In the trial, a 2-in-1 illusion in a circuit led to a late avoidance manoeuvre. Let’s take a look at the situation… Our aircraft is HERE, and we are trying to spot the EC displayed aircraft here. Evidence would suggest that with the extra workload and traffic volume of the circuit, we become even more vulnerable to that false sense of security from EC. To make things worse, screens can get very cluttered in busy areas around airfields, and spurious audio alerts increase. This can distract heavily from other priorities, including lookout. It can be helpful to declutter the display using the filters; for example, by removing EC targets over 4000ft above. Something everyone can do to help, is to avoid leaving EC devices switched on when parked, taxying, or waiting to line up, because these cause large numbers of spurious alerts, resulting in less EC usage in the circuit itself. In busy circuits, many pilots say that they switch off audio alerts, or even their EC device, because it is too distracting, and some pilots avoid taking EC at all if only flying circuits. Paradoxically therefore, there may be a lower proportion of EC usage in a busy circuit than a quiet one, and there is often less usage in circuits than elsewhere, despite circuits representing a higher collision risk.

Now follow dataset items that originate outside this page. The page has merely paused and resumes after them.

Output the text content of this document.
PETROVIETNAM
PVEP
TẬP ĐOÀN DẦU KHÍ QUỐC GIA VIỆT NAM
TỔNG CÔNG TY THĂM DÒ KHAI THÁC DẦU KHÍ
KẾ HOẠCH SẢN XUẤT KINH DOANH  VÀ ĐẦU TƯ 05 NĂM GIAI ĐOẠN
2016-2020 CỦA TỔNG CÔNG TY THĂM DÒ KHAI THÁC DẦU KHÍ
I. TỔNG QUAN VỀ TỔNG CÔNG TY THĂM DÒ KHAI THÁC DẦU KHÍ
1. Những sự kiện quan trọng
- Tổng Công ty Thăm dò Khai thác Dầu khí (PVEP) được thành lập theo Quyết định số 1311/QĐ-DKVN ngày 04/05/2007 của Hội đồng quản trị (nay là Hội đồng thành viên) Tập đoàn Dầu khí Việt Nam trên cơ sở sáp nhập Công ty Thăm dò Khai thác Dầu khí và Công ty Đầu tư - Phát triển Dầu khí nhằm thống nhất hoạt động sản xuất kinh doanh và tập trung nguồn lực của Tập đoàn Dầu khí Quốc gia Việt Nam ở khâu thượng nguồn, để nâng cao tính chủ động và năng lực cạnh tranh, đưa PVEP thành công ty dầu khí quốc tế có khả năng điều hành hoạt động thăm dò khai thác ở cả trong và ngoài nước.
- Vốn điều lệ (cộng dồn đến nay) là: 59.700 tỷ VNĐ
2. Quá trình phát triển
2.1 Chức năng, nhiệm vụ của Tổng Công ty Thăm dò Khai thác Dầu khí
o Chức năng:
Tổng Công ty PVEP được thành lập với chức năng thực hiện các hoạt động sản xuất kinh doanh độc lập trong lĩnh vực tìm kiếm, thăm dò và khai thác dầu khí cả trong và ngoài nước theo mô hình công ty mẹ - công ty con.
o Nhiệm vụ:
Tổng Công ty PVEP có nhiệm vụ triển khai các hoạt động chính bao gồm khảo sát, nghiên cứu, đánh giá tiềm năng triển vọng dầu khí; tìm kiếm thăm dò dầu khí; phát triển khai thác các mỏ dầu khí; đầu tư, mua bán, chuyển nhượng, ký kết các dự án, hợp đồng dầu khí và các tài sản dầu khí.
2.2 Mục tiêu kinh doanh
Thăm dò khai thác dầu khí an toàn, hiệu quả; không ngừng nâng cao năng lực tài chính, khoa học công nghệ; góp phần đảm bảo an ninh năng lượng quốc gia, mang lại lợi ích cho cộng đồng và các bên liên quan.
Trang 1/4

All this brings me to the final point. You will increase your EC reliance in the circuit, particularly under high workload. Try to add thorough visual searches into your circuit and remember that EC usage in busy circuits can be even lower than elsewhere. Whereas the research showed threats of EC usage, it also raised some fascinating evidence showing why EC is, nevertheless, very important. It can be tempting to attribute poor lookout to mid-air collisions. But take a look at this scan path map from a fixed wing aircraft pilot. During this period of lookout there was an aircraft approaching within 3 miles. Let’s see where it was… here. Despite youth, experience, excellent eyesight, and looking directly in the right area, our pilot did not see this. This demonstrates that even perfect lookout in very good conditions might not be enough. This shows us how important EC can (and will) be, and therefore whereas this video highlights human factors threats of EC, we are in no way suggesting that EC is bad. The message is that safety is improved by EC complementing good lookout.
Let’s summarise the six points
- On average, EC detects less than 50% of other GA aircraft at the moment. There will be undetected aircraft around you, probably more than detected aircraft. Visual lookout is still the top priority! The second point was…
- Assume your aircraft is not showing on the others’ EC display, and never expect an EC detected aircraft to avoid you.
- Don’t prioritise searching for EC-targets beyond 3 miles.
- Assume new signs of traffic do NOT belong to an existing EC detected target, until you know for sure. I.e. avoid the two-in-one illusion.
- The Fifth point was When making big decisions, ask yourself “would I do this if I did not have EC? …If the answer is no, then it’s a good idea to re-consider whether it is going to be ok.
- That last point was you will increase your EC reliance in the circuit, particularly under high workload. Try to add thorough visual searches into your circuit and remember that EC usage in busy circuits can be even lower than elsewhere. Overall point however – EC can help mitigate for lookout vulnerabilities, and good lookout is as important as ever! I hope that’s been of interest and of use.
This research was by GASCO and Jarvis Bagshaw Ltd, for the CAA I’m Steve Jarvis Many thanks for watching.